The Prof

The room’s warmth doped me like I’d burned a strong reefer—Panama Red or Acapulco Gold—and the drone of his words floated over me, damned near put me in a trance. Sentences strung out like a long trail of smoke: John Stuart Mill and the never-ending battle between the liberal and the conservative. I wondered if I studied Plato and Zeno and all those old guys, would they wrangle over the same concepts, traditional versus something more avant-garde?

The professor was a CPA and an attorney and he’d written tax policy for Congress. The big congress back in DC, and now he was teaching Philosophy of Law at the university. What a come-down, or hell, maybe it was a come-up from working beneath the heel of politicians. I wouldn’t know, and as I drowsed, I’m sure I’d thought, and who cares?
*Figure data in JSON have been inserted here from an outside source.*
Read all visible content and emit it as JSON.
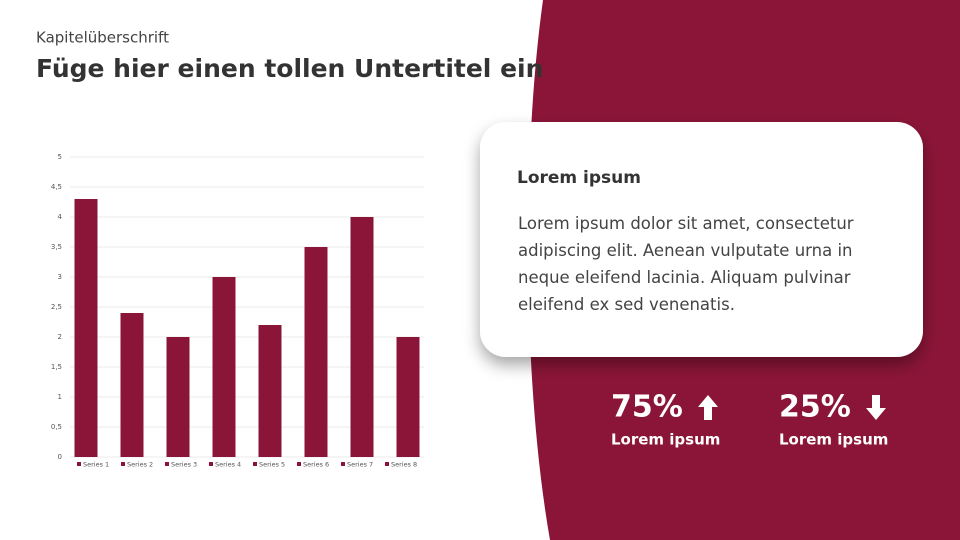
{
  "header": {
    "kicker": "Kapitelüberschrift",
    "title": "Füge hier einen tollen Untertitel ein"
  },
  "chart_data": {
    "type": "bar",
    "categories": [
      null
    ],
    "series": [
      {
        "name": "Series 1",
        "color": "#8b1538",
        "values": [
          4.3
        ]
      },
      {
        "name": "Series 2",
        "color": "#8b1538",
        "values": [
          2.4
        ]
      },
      {
        "name": "Series 3",
        "color": "#8b1538",
        "values": [
          2
        ]
      },
      {
        "name": "Series 4",
        "color": "#8b1538",
        "values": [
          3
        ]
      },
      {
        "name": "Series 5",
        "color": "#8b1538",
        "values": [
          2.2
        ]
      },
      {
        "name": "Series 6",
        "color": "#8b1538",
        "values": [
          3.5
        ]
      },
      {
        "name": "Series 7",
        "color": "#8b1538",
        "values": [
          4
        ]
      },
      {
        "name": "Series 8",
        "color": "#8b1538",
        "values": [
          2
        ]
      }
    ],
    "ylim": [
      0,
      5
    ],
    "yticks": [
      0,
      {
        "value": 0.5,
        "label": "0,5"
      },
      1,
      {
        "value": 1.5,
        "label": "1,5"
      },
      2,
      {
        "value": 2.5,
        "label": "2,5"
      },
      3,
      {
        "value": 3.5,
        "label": "3,5"
      },
      4,
      {
        "value": 4.5,
        "label": "4,5"
      },
      5
    ],
    "grid": true,
    "legend": "bottom"
  },
  "card": {
    "title": "Lorem ipsum",
    "body": "Lorem ipsum dolor sit amet, consectetur adipiscing elit. Aenean vulputate urna in neque eleifend lacinia. Aliquam pulvinar eleifend ex sed venenatis."
  },
  "stats": [
    {
      "value": "75%",
      "label": "Lorem ipsum"
    },
    {
      "value": "25%",
      "label": "Lorem ipsum"
    }
  ]
}
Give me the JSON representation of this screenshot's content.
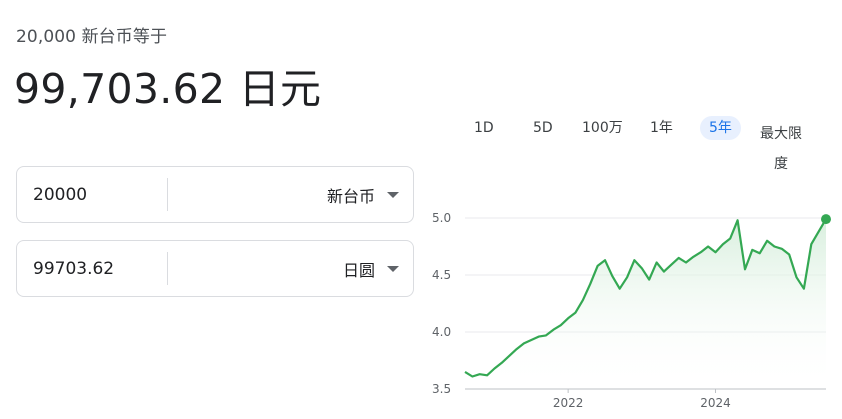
{
  "header": {
    "equation": "20,000 新台币等于",
    "result": "99,703.62 日元"
  },
  "converter": {
    "from": {
      "value": "20000",
      "currency": "新台币"
    },
    "to": {
      "value": "99703.62",
      "currency": "日圆"
    }
  },
  "range_tabs": [
    {
      "label": "1D",
      "active": false
    },
    {
      "label": "5D",
      "active": false
    },
    {
      "label": "100万",
      "active": false
    },
    {
      "label": "1年",
      "active": false
    },
    {
      "label": "5年",
      "active": true
    },
    {
      "label": "最大限度",
      "active": false
    }
  ],
  "colors": {
    "line": "#34a853",
    "fill_top": "#d4edda",
    "grid": "#e8eaed",
    "axis_text": "#5f6368",
    "accent": "#1a73e8"
  },
  "chart_data": {
    "type": "line",
    "ylim": [
      3.5,
      5.0
    ],
    "y_ticks": [
      "3.5",
      "4.0",
      "4.5",
      "5.0"
    ],
    "x_ticks": [
      "2022",
      "2024"
    ],
    "x_tick_years": [
      2022,
      2024
    ],
    "grid": true,
    "series": [
      {
        "x": [
          2020.6,
          2020.7,
          2020.8,
          2020.9,
          2021.0,
          2021.1,
          2021.2,
          2021.3,
          2021.4,
          2021.5,
          2021.6,
          2021.7,
          2021.8,
          2021.9,
          2022.0,
          2022.1,
          2022.2,
          2022.3,
          2022.4,
          2022.5,
          2022.6,
          2022.7,
          2022.8,
          2022.9,
          2023.0,
          2023.1,
          2023.2,
          2023.3,
          2023.4,
          2023.5,
          2023.6,
          2023.7,
          2023.8,
          2023.9,
          2024.0,
          2024.1,
          2024.2,
          2024.3,
          2024.4,
          2024.5,
          2024.6,
          2024.7,
          2024.8,
          2024.9,
          2025.0,
          2025.1,
          2025.2,
          2025.3,
          2025.4,
          2025.5
        ],
        "values": [
          3.65,
          3.61,
          3.63,
          3.62,
          3.68,
          3.73,
          3.79,
          3.85,
          3.9,
          3.93,
          3.96,
          3.97,
          4.02,
          4.06,
          4.12,
          4.17,
          4.28,
          4.42,
          4.58,
          4.63,
          4.49,
          4.38,
          4.48,
          4.63,
          4.56,
          4.46,
          4.61,
          4.53,
          4.59,
          4.65,
          4.61,
          4.66,
          4.7,
          4.75,
          4.7,
          4.77,
          4.82,
          4.98,
          4.55,
          4.72,
          4.69,
          4.8,
          4.75,
          4.73,
          4.68,
          4.48,
          4.38,
          4.77,
          4.88,
          4.99
        ]
      }
    ]
  }
}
I needed a class like Philosophy of Law to graduate with my BS in Accounting. Or some course like ethics or one of those esoteric subjects that, once you got on the job, may or may not mean anything since the real business of business is to make money.

Our texts for the class were little pamphlets printed on cheap paper with the pages stapled at the spine and the authors—besides John Stuart Mill, who is the only name I can recall—were mostly a bunch of sirs and lords of the conservative bent in England during the mid-19th Century. Boring prose that bored into no place in my brain. I tried to stay awake and compiled copious notes in my chicken-scratch cursive in my lined paper notebooks. I doodled on the pages where I tried to sketch—like stick women and men—the people in my class, a bunch of pre-law, philosophy, or business majors.

At test time, I’d go to the bookstore and buy the little “blue books”, cheap paper with flimsy white pages between pale blue covers where I’d regurgitate all the notes I’d written down in the class—if I could remember them—if I could recall my scribbled notes.

I’d learned that about the learning process. A lot of my profs—the ones who taught stuff like philosophy, political science, and basic economics—preened themselves in their imaginations, or so I imagined, when you regurgitated onto the flimsy blue books required for exams the exact words they’d pontificated.

But the CPA lawyer’s drones were hard to capture. The paragraphs crooned and you swooned and you dozed, your eyelids like doors slipping shut and your attention like a hazy dream.

Ken Rodgers Photo courtesy of Betty Rodgers

And then one morning in the late days of the semester he jumped up and smacked his big flat hand on the top of his desk and screamed, “And what the fuck I mean is!” The heads of my classmates jerked and a chorus of “Huh?” rose from their mouths. Suddenly alert, I figured he’d changed character to ensure we understood what Mill meant and what Mill’s adversaries meant, and how it all played out in law and the constitution of the United States.

Standing with a contorted face, his shoulders thrown back, the prof reminded me of a mean drill instructor I might have had at Marine Corps Recruit Depot in 1966. He was, for that moment, monstrous.

Something about his eruption, and about him, the professor, resonated with me.

I mean, how often did one hear that word “fuck” blast out of the mouth of a stuff-shirted CPA lawyer college professor in the 1970s, and one so dull he could cause you to dream while sitting at a desk?

Later that day, I laughed. And I laughed that afternoon as I headed back home, the forty-five miles to my house. And I still laugh.


Except for John Stuart Mill, I have forgotten the names of all those other lawyers and philosophers that came up in that class, but I haven’t forgotten that “And what the fuck I mean is!”